What I found that works pretty well is to start tighting them just a little at a time. Try to apply the same force on all the spokes. The ones that will not turn back them off and the re-tighten. I work my way around the wheel sometimes I go around ten times. Take your time and don't over tighen.



01 YZ426F #85 Vet C

forloop: That's excellent advice. I might add that when it comes to trying to get an even tension, you must use a little "feel". Any wheel builder will tell you to "relieve" the spokes. What this involves is tightening the nipples a little past what is intended, and then backing off about 60 degrees. This means overtightening and then backing off a little. Once you've finished truing the wheel, you go thru the wheel and squeeze the spokes where they cross each other with your fingers. It's not unusual to hear pops and crackles as you do this. This is good. Now, go thru your spokes again and snug them equally...pattern wise.

[This message has been edited by Boit (edited 02-21-2001).]

I have found that tightening the spokes a little at a time and doing every third spoke helps to keep the hop out of the wheel, and make several passes around the wheel.

[This message has been edited by mike dean (edited 02-22-2001).]

Thanks Boit.

I was going to add what mike dean said. Do not try to tighten them on the first pass just a little at a time. I have never tried the thrid spoke idea. But, it makes since.



01 YZ426F #85 Vet C

How do you true a wheel anyways ???

What order do you start etc ?

Thanks for any help provided !

There is a web site that gives excellent detailed instruction on truing the wheel. While the instructions are top-notch, there is no substitute for being patient and sensitive. Give yourself at least 3 hours the first time and try your best not to get frustrated. Trying to get a spoked wheel true in the same plane as the hub and then keeping it true side-to-side is not an easy task at first. It TRULY does get easier the more you do it. If you really give some thought to what happens to the wheel as you tighten any given spoke, you will begin to see what effect any spoke has on the opposite side of the wheel. For instance, tightening ONE spoke pushes the opposite side of the wheel further away from the hub and tightening the opposite side spokes a little...plus has the effect of pulling the side of the rim toward the edge of the hub it is anchored to. Like the other guys have said, making small turns per spoke is what is called for. The first time I attempted this, I thought I was going to have to swallow my pride and take it to an expert, but I started all over and finally got it right. Patience...patience...patience!
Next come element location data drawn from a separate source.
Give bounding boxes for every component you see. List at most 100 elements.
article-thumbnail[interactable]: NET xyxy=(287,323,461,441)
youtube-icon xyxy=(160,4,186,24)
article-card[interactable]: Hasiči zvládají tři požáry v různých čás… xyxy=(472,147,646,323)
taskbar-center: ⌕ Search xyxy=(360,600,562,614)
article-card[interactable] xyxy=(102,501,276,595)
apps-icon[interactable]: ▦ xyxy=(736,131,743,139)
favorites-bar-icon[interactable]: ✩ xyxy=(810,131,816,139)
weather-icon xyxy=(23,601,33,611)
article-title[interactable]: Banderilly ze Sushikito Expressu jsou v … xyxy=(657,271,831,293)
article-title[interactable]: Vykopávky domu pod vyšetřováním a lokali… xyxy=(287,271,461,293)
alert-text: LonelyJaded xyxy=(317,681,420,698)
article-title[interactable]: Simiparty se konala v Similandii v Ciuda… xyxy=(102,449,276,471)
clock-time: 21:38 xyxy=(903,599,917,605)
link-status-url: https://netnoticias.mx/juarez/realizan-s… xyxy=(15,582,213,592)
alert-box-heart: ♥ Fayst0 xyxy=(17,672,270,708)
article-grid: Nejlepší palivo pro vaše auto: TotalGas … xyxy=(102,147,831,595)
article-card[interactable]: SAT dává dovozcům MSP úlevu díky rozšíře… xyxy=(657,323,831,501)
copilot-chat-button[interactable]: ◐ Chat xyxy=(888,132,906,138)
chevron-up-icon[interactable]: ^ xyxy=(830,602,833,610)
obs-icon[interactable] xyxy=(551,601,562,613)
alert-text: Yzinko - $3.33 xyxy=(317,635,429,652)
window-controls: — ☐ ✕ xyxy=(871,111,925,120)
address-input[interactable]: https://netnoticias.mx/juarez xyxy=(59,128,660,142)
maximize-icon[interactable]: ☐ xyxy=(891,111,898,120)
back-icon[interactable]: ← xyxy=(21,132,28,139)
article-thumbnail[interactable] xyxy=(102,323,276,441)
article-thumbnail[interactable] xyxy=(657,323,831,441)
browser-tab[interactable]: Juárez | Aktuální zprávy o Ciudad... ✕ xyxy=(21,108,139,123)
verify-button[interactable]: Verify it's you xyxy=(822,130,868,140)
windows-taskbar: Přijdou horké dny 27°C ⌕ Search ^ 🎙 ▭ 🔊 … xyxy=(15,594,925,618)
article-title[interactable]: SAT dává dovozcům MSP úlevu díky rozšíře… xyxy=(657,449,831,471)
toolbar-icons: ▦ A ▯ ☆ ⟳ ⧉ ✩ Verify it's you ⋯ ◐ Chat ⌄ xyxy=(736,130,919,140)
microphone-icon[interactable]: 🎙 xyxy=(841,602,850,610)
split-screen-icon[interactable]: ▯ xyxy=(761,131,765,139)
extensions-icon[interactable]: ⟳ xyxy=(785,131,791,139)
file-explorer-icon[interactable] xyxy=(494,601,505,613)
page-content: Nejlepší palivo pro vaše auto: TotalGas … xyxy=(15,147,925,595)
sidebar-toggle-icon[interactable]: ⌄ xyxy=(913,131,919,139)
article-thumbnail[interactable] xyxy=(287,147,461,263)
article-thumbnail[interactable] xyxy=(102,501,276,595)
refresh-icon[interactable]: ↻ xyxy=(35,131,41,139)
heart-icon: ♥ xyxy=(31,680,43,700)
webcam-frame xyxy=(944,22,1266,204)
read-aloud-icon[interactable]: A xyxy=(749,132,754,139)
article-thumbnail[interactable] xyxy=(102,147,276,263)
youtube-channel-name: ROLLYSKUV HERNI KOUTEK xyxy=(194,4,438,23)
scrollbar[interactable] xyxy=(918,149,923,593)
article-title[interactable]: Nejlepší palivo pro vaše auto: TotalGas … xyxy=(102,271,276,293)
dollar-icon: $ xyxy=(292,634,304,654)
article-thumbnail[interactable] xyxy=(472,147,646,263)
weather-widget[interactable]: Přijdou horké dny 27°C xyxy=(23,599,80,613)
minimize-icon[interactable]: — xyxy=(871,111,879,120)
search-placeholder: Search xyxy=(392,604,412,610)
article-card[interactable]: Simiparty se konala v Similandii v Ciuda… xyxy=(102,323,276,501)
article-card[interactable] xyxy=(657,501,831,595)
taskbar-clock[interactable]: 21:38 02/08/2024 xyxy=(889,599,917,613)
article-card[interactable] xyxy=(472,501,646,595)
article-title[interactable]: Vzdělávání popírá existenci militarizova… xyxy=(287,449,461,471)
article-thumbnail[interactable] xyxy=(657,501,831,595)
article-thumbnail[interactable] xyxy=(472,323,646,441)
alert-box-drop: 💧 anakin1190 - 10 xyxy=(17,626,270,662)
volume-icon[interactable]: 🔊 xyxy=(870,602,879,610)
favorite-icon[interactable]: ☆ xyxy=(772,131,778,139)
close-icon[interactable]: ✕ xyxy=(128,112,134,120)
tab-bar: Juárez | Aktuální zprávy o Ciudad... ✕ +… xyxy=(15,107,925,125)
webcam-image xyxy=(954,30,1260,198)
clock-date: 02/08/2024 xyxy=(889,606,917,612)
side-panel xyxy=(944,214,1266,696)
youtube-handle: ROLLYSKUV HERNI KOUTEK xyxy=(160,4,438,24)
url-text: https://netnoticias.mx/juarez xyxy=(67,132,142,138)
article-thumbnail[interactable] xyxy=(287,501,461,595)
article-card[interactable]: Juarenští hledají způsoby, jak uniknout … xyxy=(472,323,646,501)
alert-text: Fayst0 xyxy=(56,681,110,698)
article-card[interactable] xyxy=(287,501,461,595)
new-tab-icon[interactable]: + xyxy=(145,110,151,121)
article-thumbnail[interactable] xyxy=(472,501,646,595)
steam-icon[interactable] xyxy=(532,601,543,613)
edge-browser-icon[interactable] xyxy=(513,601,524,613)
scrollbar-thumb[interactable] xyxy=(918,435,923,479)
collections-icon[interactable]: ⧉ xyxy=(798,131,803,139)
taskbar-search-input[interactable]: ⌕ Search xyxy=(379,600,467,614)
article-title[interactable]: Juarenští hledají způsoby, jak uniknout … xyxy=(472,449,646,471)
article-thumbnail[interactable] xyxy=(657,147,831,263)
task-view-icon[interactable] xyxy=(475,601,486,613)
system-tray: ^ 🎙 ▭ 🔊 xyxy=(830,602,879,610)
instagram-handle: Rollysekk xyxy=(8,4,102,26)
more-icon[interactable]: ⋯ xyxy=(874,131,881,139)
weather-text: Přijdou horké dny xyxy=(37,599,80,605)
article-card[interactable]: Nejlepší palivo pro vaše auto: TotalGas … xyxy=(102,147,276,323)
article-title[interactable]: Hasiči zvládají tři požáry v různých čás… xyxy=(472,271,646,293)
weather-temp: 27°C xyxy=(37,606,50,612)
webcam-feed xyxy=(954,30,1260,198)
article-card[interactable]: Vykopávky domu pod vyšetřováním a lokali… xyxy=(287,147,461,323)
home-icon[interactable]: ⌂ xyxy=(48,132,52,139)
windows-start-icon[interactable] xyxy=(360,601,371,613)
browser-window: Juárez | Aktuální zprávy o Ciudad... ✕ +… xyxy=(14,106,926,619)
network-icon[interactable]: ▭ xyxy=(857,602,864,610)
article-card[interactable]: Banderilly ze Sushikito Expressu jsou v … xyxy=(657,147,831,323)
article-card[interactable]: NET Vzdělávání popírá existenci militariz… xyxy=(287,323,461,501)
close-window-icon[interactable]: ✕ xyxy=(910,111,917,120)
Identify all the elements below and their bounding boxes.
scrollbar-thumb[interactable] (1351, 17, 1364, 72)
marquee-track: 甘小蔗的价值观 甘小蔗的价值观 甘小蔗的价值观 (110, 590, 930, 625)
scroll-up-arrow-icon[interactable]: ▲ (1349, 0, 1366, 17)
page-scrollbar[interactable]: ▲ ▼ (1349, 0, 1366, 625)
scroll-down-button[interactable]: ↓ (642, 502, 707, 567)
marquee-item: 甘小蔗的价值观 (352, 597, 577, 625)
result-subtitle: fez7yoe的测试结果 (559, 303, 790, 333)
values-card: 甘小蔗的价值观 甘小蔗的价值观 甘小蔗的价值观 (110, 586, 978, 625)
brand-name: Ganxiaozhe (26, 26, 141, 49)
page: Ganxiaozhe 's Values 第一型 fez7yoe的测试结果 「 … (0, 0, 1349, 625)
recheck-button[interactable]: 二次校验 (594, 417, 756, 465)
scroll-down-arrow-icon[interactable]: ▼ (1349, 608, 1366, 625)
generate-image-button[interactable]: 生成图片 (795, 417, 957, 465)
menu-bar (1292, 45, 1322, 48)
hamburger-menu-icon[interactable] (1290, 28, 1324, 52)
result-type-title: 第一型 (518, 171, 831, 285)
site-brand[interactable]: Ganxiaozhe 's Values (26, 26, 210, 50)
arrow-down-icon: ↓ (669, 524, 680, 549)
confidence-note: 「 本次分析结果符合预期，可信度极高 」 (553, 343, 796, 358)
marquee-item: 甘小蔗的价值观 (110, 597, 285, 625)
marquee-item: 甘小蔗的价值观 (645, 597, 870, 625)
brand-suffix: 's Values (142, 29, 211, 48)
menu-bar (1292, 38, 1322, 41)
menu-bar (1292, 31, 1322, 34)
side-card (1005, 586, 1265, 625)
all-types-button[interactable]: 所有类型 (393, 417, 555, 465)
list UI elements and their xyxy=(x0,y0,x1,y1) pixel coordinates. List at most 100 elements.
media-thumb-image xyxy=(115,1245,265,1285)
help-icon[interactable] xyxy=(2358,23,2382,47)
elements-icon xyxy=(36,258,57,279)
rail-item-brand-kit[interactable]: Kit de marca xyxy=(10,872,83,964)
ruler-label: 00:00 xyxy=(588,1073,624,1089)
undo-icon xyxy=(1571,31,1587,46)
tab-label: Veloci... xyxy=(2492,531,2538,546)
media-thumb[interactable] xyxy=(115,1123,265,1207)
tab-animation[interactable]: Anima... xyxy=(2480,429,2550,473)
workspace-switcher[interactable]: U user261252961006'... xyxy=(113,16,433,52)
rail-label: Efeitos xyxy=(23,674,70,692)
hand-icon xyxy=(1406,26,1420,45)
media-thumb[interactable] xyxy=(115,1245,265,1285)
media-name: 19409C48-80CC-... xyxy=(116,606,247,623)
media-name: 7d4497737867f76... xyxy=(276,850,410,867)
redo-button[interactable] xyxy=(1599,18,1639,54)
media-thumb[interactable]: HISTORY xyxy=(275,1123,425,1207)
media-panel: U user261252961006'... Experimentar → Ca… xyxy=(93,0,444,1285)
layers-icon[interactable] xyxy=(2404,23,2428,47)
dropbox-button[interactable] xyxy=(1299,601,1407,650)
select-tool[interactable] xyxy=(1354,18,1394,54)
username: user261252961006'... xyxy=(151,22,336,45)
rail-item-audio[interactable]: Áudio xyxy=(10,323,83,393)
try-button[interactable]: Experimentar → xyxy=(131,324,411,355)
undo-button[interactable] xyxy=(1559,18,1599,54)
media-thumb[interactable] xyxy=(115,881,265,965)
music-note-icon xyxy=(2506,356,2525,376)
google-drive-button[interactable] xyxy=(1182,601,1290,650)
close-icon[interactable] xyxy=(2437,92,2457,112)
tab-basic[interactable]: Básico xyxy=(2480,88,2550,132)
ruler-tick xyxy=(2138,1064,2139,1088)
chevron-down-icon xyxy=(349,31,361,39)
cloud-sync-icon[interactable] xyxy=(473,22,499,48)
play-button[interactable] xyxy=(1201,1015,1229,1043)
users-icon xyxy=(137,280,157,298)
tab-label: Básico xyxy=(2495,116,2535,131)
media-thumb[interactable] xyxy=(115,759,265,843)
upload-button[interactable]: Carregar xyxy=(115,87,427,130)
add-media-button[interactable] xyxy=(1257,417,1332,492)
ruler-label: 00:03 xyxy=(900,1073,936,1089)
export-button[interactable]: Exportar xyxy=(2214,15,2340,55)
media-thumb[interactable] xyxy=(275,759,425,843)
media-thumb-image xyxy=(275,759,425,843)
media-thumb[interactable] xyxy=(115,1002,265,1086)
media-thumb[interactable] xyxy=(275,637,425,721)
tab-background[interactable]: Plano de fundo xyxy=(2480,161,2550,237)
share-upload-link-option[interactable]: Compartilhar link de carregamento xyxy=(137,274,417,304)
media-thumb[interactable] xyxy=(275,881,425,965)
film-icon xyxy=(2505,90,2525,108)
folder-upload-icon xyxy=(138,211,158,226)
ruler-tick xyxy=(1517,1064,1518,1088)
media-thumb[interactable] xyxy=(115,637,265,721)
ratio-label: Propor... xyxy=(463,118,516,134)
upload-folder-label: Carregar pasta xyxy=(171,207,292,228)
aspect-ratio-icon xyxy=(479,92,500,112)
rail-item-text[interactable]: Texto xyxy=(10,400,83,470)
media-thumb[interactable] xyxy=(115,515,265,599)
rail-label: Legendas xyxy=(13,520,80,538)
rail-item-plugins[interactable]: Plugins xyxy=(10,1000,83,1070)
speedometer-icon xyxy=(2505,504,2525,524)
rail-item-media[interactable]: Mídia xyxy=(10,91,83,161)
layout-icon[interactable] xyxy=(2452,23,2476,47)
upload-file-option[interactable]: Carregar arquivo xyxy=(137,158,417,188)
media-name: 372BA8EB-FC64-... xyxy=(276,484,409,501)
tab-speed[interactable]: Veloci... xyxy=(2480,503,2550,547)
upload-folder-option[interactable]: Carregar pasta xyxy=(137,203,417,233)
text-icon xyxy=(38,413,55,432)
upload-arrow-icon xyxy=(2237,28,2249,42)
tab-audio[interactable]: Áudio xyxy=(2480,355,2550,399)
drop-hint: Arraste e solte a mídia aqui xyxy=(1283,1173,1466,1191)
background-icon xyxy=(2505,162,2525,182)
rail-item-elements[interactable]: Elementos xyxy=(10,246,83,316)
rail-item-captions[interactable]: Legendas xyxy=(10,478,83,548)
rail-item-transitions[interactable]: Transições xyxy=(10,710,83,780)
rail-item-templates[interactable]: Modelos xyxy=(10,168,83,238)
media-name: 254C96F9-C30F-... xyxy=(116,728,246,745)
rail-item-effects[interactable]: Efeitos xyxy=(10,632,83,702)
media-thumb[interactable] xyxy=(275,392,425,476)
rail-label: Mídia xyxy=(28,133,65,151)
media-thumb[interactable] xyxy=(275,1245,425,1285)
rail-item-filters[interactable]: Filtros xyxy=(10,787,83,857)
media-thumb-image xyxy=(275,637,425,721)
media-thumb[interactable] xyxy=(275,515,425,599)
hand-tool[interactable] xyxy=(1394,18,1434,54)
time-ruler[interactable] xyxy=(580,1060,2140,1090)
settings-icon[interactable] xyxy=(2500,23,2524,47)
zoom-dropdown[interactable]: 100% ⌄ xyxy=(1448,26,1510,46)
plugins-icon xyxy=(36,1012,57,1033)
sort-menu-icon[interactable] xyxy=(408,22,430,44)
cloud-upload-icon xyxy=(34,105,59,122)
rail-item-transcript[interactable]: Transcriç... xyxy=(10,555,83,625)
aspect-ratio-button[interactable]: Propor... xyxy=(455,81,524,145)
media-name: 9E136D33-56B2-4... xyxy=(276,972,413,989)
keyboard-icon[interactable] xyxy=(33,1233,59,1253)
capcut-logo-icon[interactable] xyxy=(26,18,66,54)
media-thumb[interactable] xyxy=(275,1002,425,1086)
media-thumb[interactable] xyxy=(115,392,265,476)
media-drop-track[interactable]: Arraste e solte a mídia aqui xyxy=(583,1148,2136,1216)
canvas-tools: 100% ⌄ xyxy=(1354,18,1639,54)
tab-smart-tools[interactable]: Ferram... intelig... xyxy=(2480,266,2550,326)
By the way, whatever you do, ALWAYS start with a spoke next to either the valve stem or rim lock. This gives you an index for a starting point. I also use a water based marker to make a mark on the spokes that I have already tightened the first time around so that I don't lose my place as I work around the wheel. Since I constantly move to the opposite side of the rim, it would be easy to lose touch with which spoke I had just adjusted. I can adjust my spokes and true the front wheel in about 20-30 minutes now.